352pp/$21.00/April 1995

The Bookman's Wake
Cover by Corsillo/Manzone

Reviewed by Steven H Silver


The Bookman's Wake is John Dunning's second mystery novel the focuses on the exploits of Cliff Janeway, a former Denver police officer. Following his departure from the police force, Janeway has become a used bookseller and his primary interest is maintaining and running his shop, although there is still a significant portion of him that is a policeman, and he uses those skills to his advantage when making his way through the book world.

Eleanor Rigby is a young girl who is in trouble with the law. Following a break in and attempted robbery in New Mexico, where she was accused of firing a gun at the homeowners, she fled to Seattle to disappear. Unfortunately for her, former Denver cop Cliff Janeway has been hired to travel to Seattle to escort her back to New Mexico by whatever means is necessary. Janeway was hired for the job because Rigby was trying to steal a book that experts claim was never published and Janeway has gone into the rare book business since leaving the police force.

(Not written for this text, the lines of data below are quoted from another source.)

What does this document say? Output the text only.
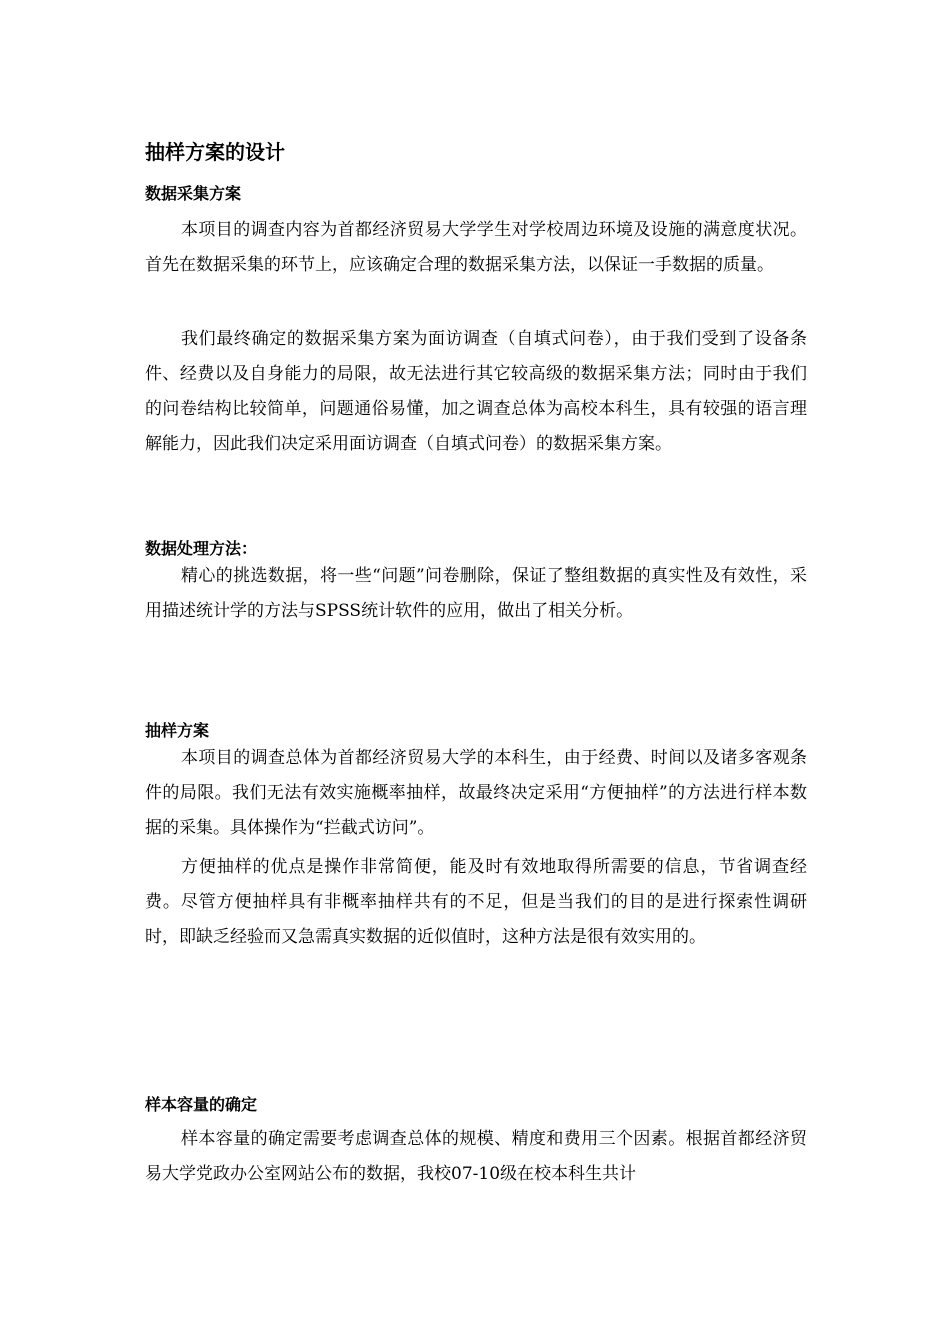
抽样方案的设计
数据采集方案

本项目的调查内容为首都经济贸易大学学生对学校周边环境及设施的满意度状况。首先在数据采集的环节上，应该确定合理的数据采集方法，以保证一手数据的质量。

我们最终确定的数据采集方案为面访调查（自填式问卷），由于我们受到了设备条件、经费以及自身能力的局限，故无法进行其它较高级的数据采集方法；同时由于我们的问卷结构比较简单，问题通俗易懂，加之调查总体为高校本科生，具有较强的语言理解能力，因此我们决定采用面访调查（自填式问卷）的数据采集方案。

数据处理方法：

精心的挑选数据，将一些“问题”问卷删除，保证了整组数据的真实性及有效性，采用描述统计学的方法与SPSS统计软件的应用，做出了相关分析。

抽样方案

本项目的调查总体为首都经济贸易大学的本科生，由于经费、时间以及诸多客观条件的局限。我们无法有效实施概率抽样，故最终决定采用“方便抽样”的方法进行样本数据的采集。具体操作为“拦截式访问”。

方便抽样的优点是操作非常简便，能及时有效地取得所需要的信息，节省调查经费。尽管方便抽样具有非概率抽样共有的不足，但是当我们的目的是进行探索性调研时，即缺乏经验而又急需真实数据的近似值时，这种方法是很有效实用的。

样本容量的确定

样本容量的确定需要考虑调查总体的规模、精度和费用三个因素。根据首都经济贸易大学党政办公室网站公布的数据，我校07-10级在校本科生共计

Janeway's compassion for the girl only grows when she discovers that her family had professional connections with Darryl Grayson, the publisher whose book isn't supposed to exist. What should have been a routine bounty hunting trip turns into much more as Janeway attempt to track down any information he can about Grayson, opening up potential mysteries that have been ignored for more than two decades. At the same time, he must protect Eleanor from ruthless people who think she may have the priceless, if it exists book.

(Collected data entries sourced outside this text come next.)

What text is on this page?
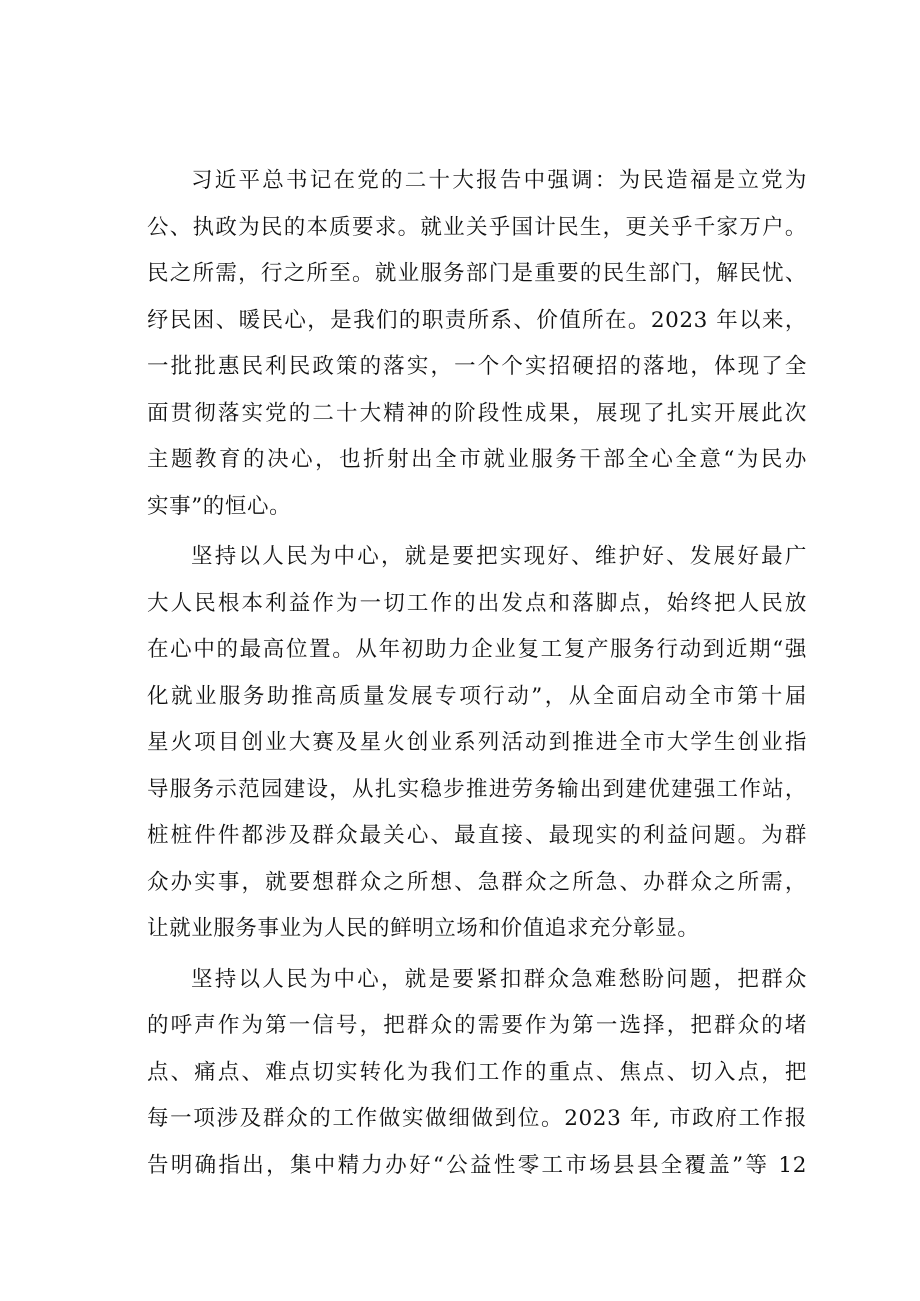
习近平总书记在党的二十大报告中强调：为民造福是立党为
公、执政为民的本质要求。就业关乎国计民生，更关乎千家万户。
民之所需，行之所至。就业服务部门是重要的民生部门，解民忧、
纾民困、暖民心，是我们的职责所系、价值所在。2023 年以来，
一批批惠民利民政策的落实，一个个实招硬招的落地，体现了全
面贯彻落实党的二十大精神的阶段性成果，展现了扎实开展此次
主题教育的决心，也折射出全市就业服务干部全心全意“为民办
实事”的恒心。
坚持以人民为中心，就是要把实现好、维护好、发展好最广
大人民根本利益作为一切工作的出发点和落脚点，始终把人民放
在心中的最高位置。从年初助力企业复工复产服务行动到近期“强
化就业服务助推高质量发展专项行动”，从全面启动全市第十届
星火项目创业大赛及星火创业系列活动到推进全市大学生创业指
导服务示范园建设，从扎实稳步推进劳务输出到建优建强工作站，
桩桩件件都涉及群众最关心、最直接、最现实的利益问题。为群
众办实事，就要想群众之所想、急群众之所急、办群众之所需，
让就业服务事业为人民的鲜明立场和价值追求充分彰显。
坚持以人民为中心，就是要紧扣群众急难愁盼问题，把群众
的呼声作为第一信号，把群众的需要作为第一选择，把群众的堵
点、痛点、难点切实转化为我们工作的重点、焦点、切入点，把
每一项涉及群众的工作做实做细做到位。2023 年, 市政府工作报
告明确指出，集中精力办好“公益性零工市场县县全覆盖”等 12
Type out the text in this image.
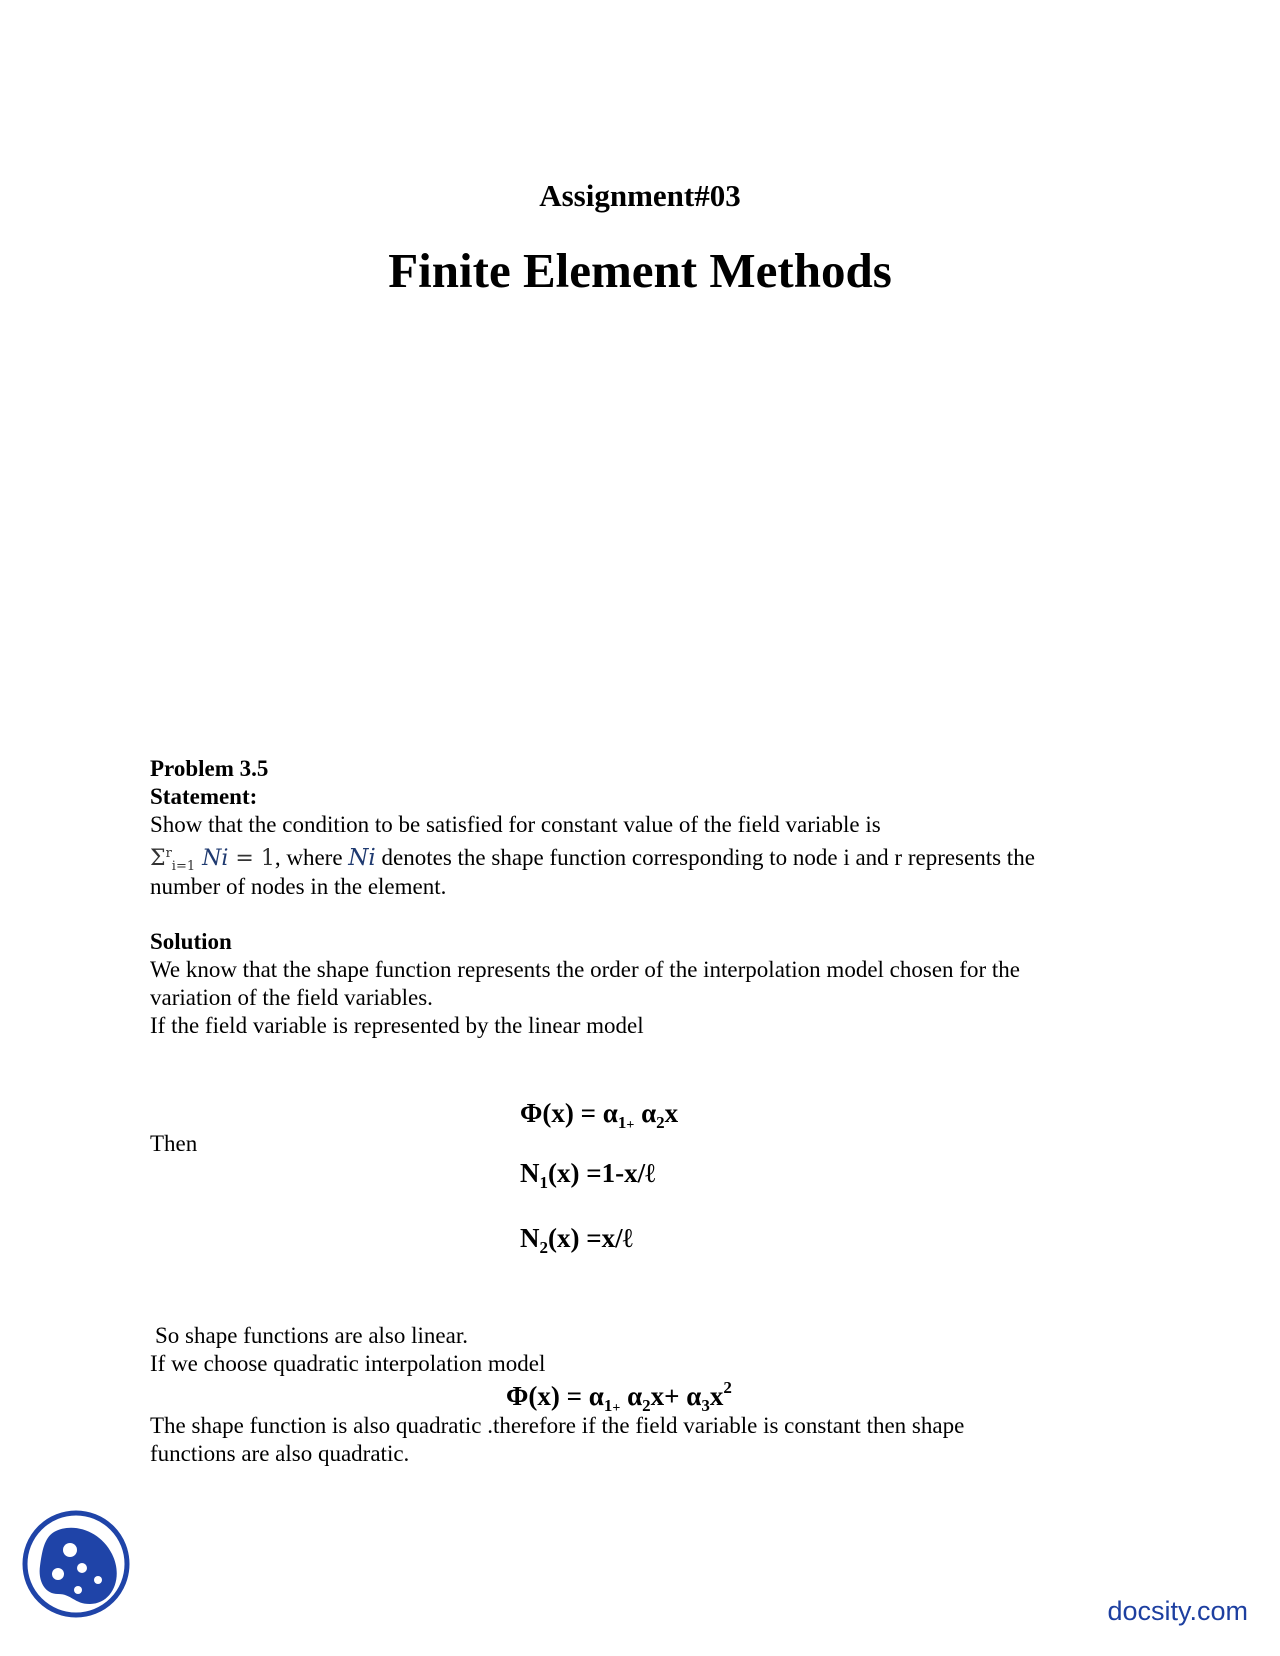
Assignment#03
Finite Element Methods
Problem 3.5
Statement:
Show that the condition to be satisfied for constant value of the field variable is
$\Sigma^r_{i=1}$ Ni = 1, where Ni denotes the shape function corresponding to node i and r represents the
number of nodes in the element.
Solution
We know that the shape function represents the order of the interpolation model chosen for the
variation of the field variables.
If the field variable is represented by the linear model
$\Phi(x) = \alpha_{1+}$ $\alpha_2x$
Then
$N_1(x)$ =1-x/ℓ
$N_2(x)$ =x/ℓ
So shape functions are also linear.
If we choose quadratic interpolation model
$\Phi(x) = \alpha_{1+}$ $\alpha_2x+ \alpha_3x^2$
The shape function is also quadratic .therefore if the field variable is constant then shape
functions are also quadratic.
docsity.com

Although the book's focus is on Janeway's attempts to figure out what, exactly, is going on in the book world and the various relationships he comes across, Dunning includes a healthy amount of criminality and violence, threatening both Janeway and Eleanor, with Janeway finding himself getting in the way of the Seattle police when a murder investigation overlaps with his own sleuthing. In all of this, Janeway also has time to connect with two experts, the man who wrote the bibliography of Grayson Press and the woman who wrote the biography of the Grayson brothers, and believes that their deaths when their workshop burned down may not have been entirely accidental.

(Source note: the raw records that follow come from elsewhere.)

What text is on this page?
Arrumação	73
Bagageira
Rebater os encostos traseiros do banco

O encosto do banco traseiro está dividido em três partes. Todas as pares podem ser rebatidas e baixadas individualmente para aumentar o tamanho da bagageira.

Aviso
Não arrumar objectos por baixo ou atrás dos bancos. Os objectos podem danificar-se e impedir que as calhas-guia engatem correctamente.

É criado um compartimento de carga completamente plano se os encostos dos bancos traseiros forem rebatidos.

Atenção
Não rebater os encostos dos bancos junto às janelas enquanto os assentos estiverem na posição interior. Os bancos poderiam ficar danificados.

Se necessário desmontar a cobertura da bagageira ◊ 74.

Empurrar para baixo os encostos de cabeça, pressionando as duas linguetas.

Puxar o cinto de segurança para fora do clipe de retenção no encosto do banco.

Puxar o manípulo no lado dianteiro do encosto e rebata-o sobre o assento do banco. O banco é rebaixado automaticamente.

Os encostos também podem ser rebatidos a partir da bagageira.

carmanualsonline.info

While Dunning spent a good portion of Janeway's first outing, Booked to Die discussing the strange world of book scouts, in The Bookman's Wake, he introduces the reader to the realm of extremely limited, handmade editions. Dunning portrays the field in an almost magical manner, portraying Grayson as a master craftsman who could spend months trying to get the smallest detail right. His descriptons lovingly open up a new world which is at odds with the rainy Seattle Janeway is navigating through and the violence

Janeway finds himself simultaneously working to figure out the story of the Grayson's press, the incidents from the 1960s, and a variety of crimes, up to and including murder, that are linked to them. It means Dunning has a lot of balls to keep in the air along with the various strands that connect them to each other. He does so in a manner which is at the same time satisfactory, but slightly confusing given the multitude of moving parts to the story that he must deal with. Some of the instances are not quite neatly tied up, although the main points all come out to a conclusion that leaves the reader and Janeway ready to move on to the next adventure.